聚合物微孔发泡材料是特指孔径小于100μm,孔密度大于1.0×106个/cm3的多孔聚合物发泡材料。由于材料内部大量微米级泡孔的存在,微孔发泡材料具有优异的减震、隔热和吸声性能,可广泛用于包装、隔热保温、减震缓冲和消音吸声等领域。聚合物发泡材料因其具有质轻、保温、隔音、绝缘、比强度高、成本低等优点,在食品包装、轻质材料、运动器材、汽车部件、航空航天、电子封装、以及生物医学材料等领域得到广泛应用,已经成为人们日常生活中不可或缺的一部分。

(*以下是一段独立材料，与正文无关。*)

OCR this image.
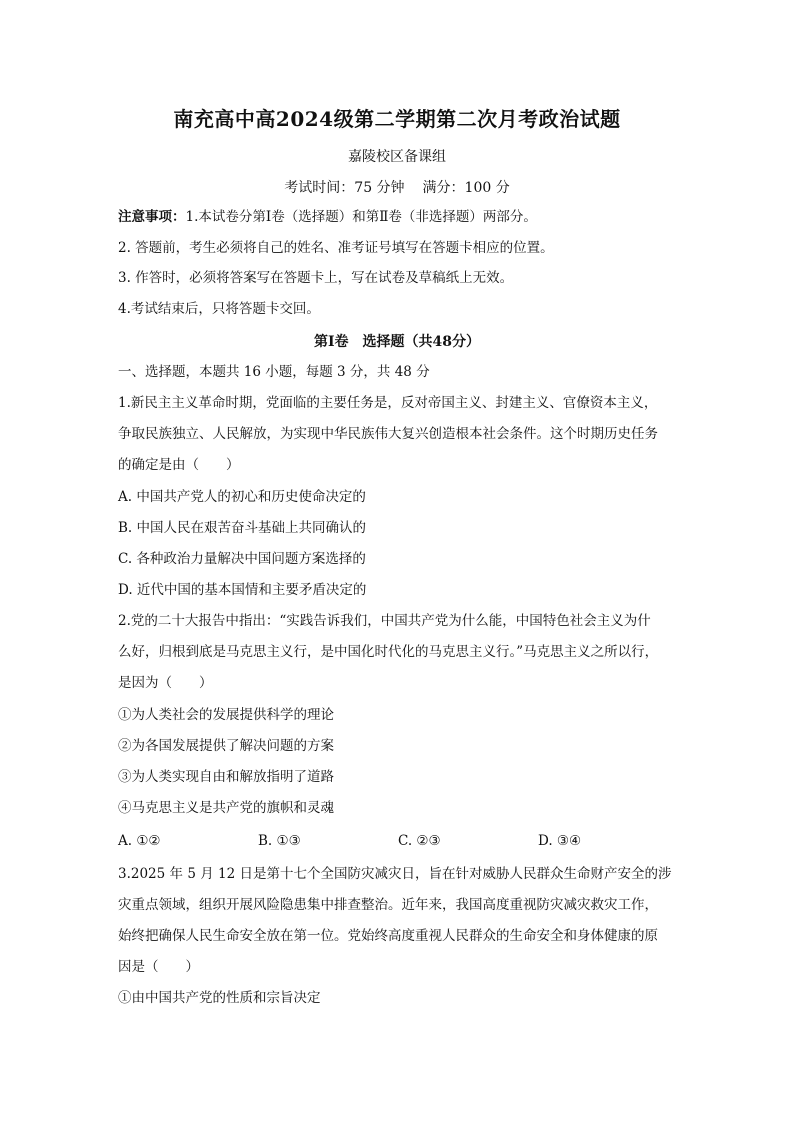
南充高中高2024级第二学期第二次月考政治试题
嘉陵校区备课组
考试时间：75 分钟 满分：100 分
注意事项：1.本试卷分第Ⅰ卷（选择题）和第Ⅱ卷（非选择题）两部分。
2. 答题前，考生必须将自己的姓名、准考证号填写在答题卡相应的位置。
3. 作答时，必须将答案写在答题卡上，写在试卷及草稿纸上无效。
4.考试结束后，只将答题卡交回。
第Ⅰ卷 选择题（共48分）
一、选择题，本题共 16 小题，每题 3 分，共 48 分
1.新民主主义革命时期，党面临的主要任务是，反对帝国主义、封建主义、官僚资本主义，
争取民族独立、人民解放，为实现中华民族伟大复兴创造根本社会条件。这个时期历史任务
的确定是由（　　）
A. 中国共产党人的初心和历史使命决定的
B. 中国人民在艰苦奋斗基础上共同确认的
C. 各种政治力量解决中国问题方案选择的
D. 近代中国的基本国情和主要矛盾决定的
2.党的二十大报告中指出：“实践告诉我们，中国共产党为什么能，中国特色社会主义为什
么好，归根到底是马克思主义行，是中国化时代化的马克思主义行。”马克思主义之所以行，
是因为（　　）
①为人类社会的发展提供科学的理论
②为各国发展提供了解决问题的方案
③为人类实现自由和解放指明了道路
④马克思主义是共产党的旗帜和灵魂
A. ①②	B. ①③	C. ②③	D. ③④
3.2025 年 5 月 12 日是第十七个全国防灾减灾日，旨在针对威胁人民群众生命财产安全的涉
灾重点领域，组织开展风险隐患集中排查整治。近年来，我国高度重视防灾减灾救灾工作，
始终把确保人民生命安全放在第一位。党始终高度重视人民群众的生命安全和身体健康的原
因是（　　）
①由中国共产党的性质和宗旨决定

通过微孔结构的引入,可以降低样品本身15-35%的重量,显著降低聚合物制品重量,同时却不会影响聚合物制品应有的力学及热性能,因此可以使用微孔聚合物制品代替未发泡的实体聚合物制品,从而实现减少原料消耗、减轻制品重量和节约成本的目的。聚醚醚酮作为性能优异的特种工程塑料,但是极高的加工温度以及价格相对昂贵等问题都限制着其在发泡材料加工方面研究的开展,在国防、军工、航空航天等使用环境苛刻的领域,需要发泡材料具备耐高温、耐腐蚀、高机械强度等性质。而耐高温的发泡材料是指,在连续使用温度250℃左右、短期使用温度310℃的环境下可以使用,常见的PVC、ABS、PP等绝大多数使用温度在100℃以下,PC、PMMA、PPS、PES等均在200℃以下。因此,亟需开发一种耐高温、耐腐蚀、高机械强度的高性能发泡聚醚醚酮材料。
发明内容
本发明的目的是为了解决现有技术中发泡材料使用温度低,在高酸碱、高腐蚀度的条件下无法长期稳定的使用的技术问题,提供一种耐高温、耐腐蚀、高机械强度的高性能发泡聚醚醚酮材料。
本发明解决其技术问题所采用的技术方案是:一种发泡聚醚醚酮材料,包括以下质量份数的原料:聚醚醚酮颗粒70~85份,发泡剂2~5份,成核剂2~5份;所述发泡剂为超临界态二氧化碳和苯基四唑,其中超临界态二氧化碳为1~3份、苯基四唑为2~3份;所述成核剂为聚酰亚胺、三氧化二铝和二氧化硅,其中聚酰亚胺为1~2份、三氧化二铝为1~3份、二氧化硅1~3份。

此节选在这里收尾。